How does basic cell biology contribute to biomedicine? A new series of Features in JCB provides a cross section of compelling examples of how basic cell biology findings can lead to therapeutics. These articles highlight the fruitful, essential, and increasingly prominent bridge that exists between cell biology and the clinic.
The discipline of cell biology began as a mostly academic endeavor, driven by the curiosity of biologists to understand what cells look like and how they work. But many basic cell biological insights have turned out to have real-world implications and applications. One of the most notable examples is the seminal work of Mike Brown and Joe Goldstein, who in the 1970s deciphered the fundamental mechanisms of cholesterol receptor trafficking and its relevance to heart disease, thanks in part to studies on cells from patients with familial hypercholesterolemia (Brown and Goldstein, 1986). For decades, their collaborative work has served as a shining example of the power of basic cell biology in a highly relevant disease setting.
Today, cell biology is a major driver of all aspects of biomedicine.
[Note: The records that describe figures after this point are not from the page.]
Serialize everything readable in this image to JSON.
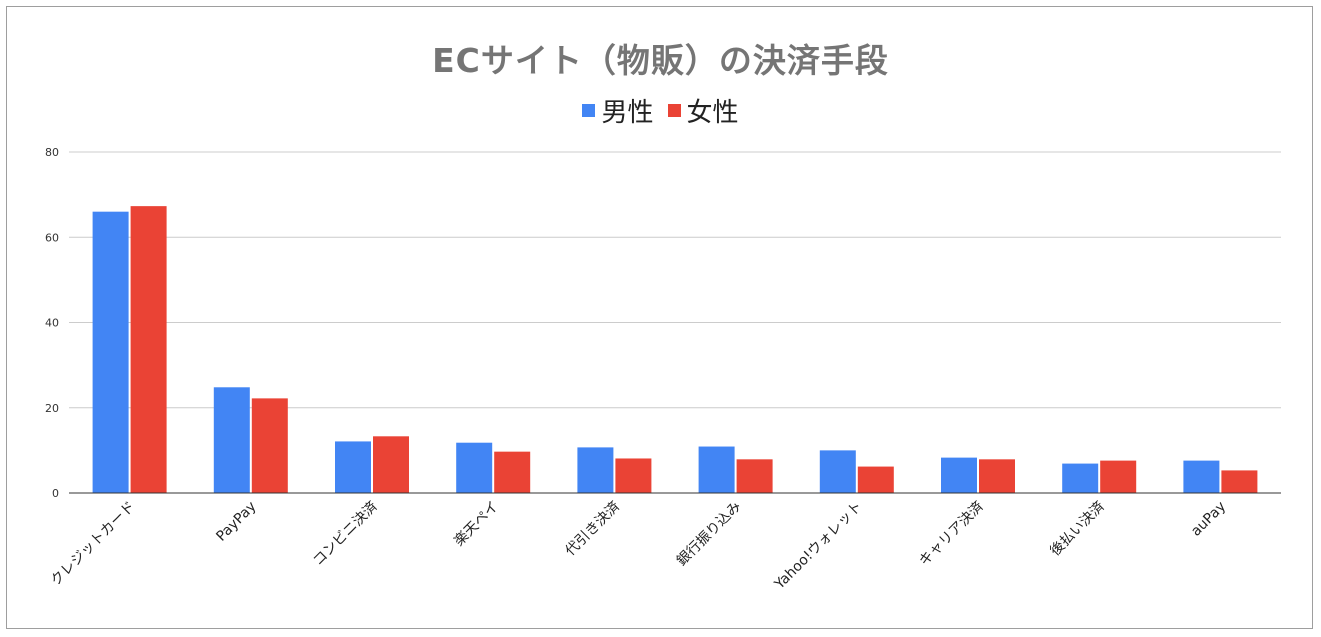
{
  "chart_data": {
    "type": "bar",
    "title": "ECサイト（物販）の決済手段",
    "categories": [
      "クレジットカード",
      "PayPay",
      "コンビニ決済",
      "楽天ペイ",
      "代引き決済",
      "銀行振り込み",
      "Yahoo!ウォレット",
      "キャリア決済",
      "後払い決済",
      "auPay"
    ],
    "series": [
      {
        "name": "男性",
        "color": "#4285f4",
        "values": [
          66,
          24.8,
          12.1,
          11.8,
          10.7,
          10.9,
          10,
          8.3,
          6.9,
          7.6
        ]
      },
      {
        "name": "女性",
        "color": "#ea4335",
        "values": [
          67.3,
          22.2,
          13.3,
          9.7,
          8.1,
          7.9,
          6.2,
          7.9,
          7.6,
          5.3
        ]
      }
    ],
    "ylim": [
      0,
      80
    ],
    "yticks": [
      0,
      20,
      40,
      60,
      80
    ],
    "grid": true,
    "legend": "top-center"
  }
}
The diagnosis of a disease increasingly relies on genetic, molecular, and cellular markers, and drug discovery has shifted from blind screening to targeted molecular design informed by our genetic, molecular, and cellular understanding of a disease. Technological advances in areas such as genome sequencing and high-throughput screening have made it possible to go from a basic discovery in the laboratory to a clinical trial at an unprecedented pace. As a result, the application of basic research to the clinic can easily happen during the career of a researcher and is a much more attainable goal than in decades past.
To highlight the importance of basic cell biology to biomedicine, JCB is publishing a series of Feature articles, each of which represents a story, often a personal account by a key researcher, to give both historical and practical insight into how basic cell biological observations have contributed to therapeutic advances. These articles will be freely available online from the time of publication and distributed as a collection in JCB’s Special Issue 2013 at the American Society for Cell Biology annual meeting later this year.
We begin the series with three articles in this issue of JCB. The first, from Francis Collins and colleagues (Gordon et al., 2012), shows how a chance encounter at a social event led to the surprising discovery that the premature aging syndrome progeria is caused by a mutation in lamin A and then led to clinical trials in record time. The second (Davis and Schlessinger, 2012) describes the culmination of decades of focused, methodical work studying signaling pathways and oncogenic mutations that led Yossi Schlessinger and colleagues to develop a drug to target the B-Raf kinase in melanoma. In the third, Frank Bennett and colleagues (Rigo et al., 2012) illustrate how merging the strengths of industry and academia is leading to the development of tools that fix the pre-mRNA splicing defect in spinal muscular atrophy.
In upcoming articles, Larry Steinman will describe how the development of the potent multiple sclerosis drug Natalizumab arose from studies on receptors involved in immune cell migration. Gergely Lukacs and colleagues will show how analyzing the cell biology of disease mutations in the cystic fibrosis transduction channel (CFTR) is informing the development of specific reagents to correct channel dysfunction. Christine Seidman and colleagues will present insights into cardiac cell biology that have emerged from studying animal models of heart disease. Other articles from Larry Goldstein, Johan Auwerx, and Sakari Kauppinen will touch upon a few of the hottest fields in current translational research—stem cells, metabolism, and microRNAs—to provide an update on progress in these areas.
Not all of the articles are simple success stories; some highlight the difficulties in the path from basic cell biology to the clinic. Oliver Hantschel and Giulio Superti-Furga will present some of the stumbling blocks inherent to the current way that drugs are developed and provide some suggestions for ways to streamline the process. Fred Goldberg will chart the development of the proteasome inhibitor Bortezomib, a successful treatment for multiple myeloma that faced major obstacles on the road to the clinic. Tony Oro will discuss drug resistance in basal cell carcinoma and efforts to understand and overcome this growing problem. This piece, like several others, makes the important point that studying the cell biology of disease is not a one-way street; disease cells are extraordinarily powerful, naturally occurring experimental tools that provide novel insight into basic cell biology.
Therapeutic discoveries can arise both from the study of an apparently inconspicuous cell biological pathway that suddenly is found to be at the center of a disease and from the use of disease mutations and animal models of disease to support and inform a basic cell biology research program. Either way, cell biologists are well situated to contribute to understanding the basis of disease and to developing therapeutics. This is a win-win situation for researchers, clinicians, and not least of all the people whose lives are improved by our efforts. We hope that the examples assembled in this series will inspire cell biologists to embrace both the basic research and therapeutic challenges that lie ahead.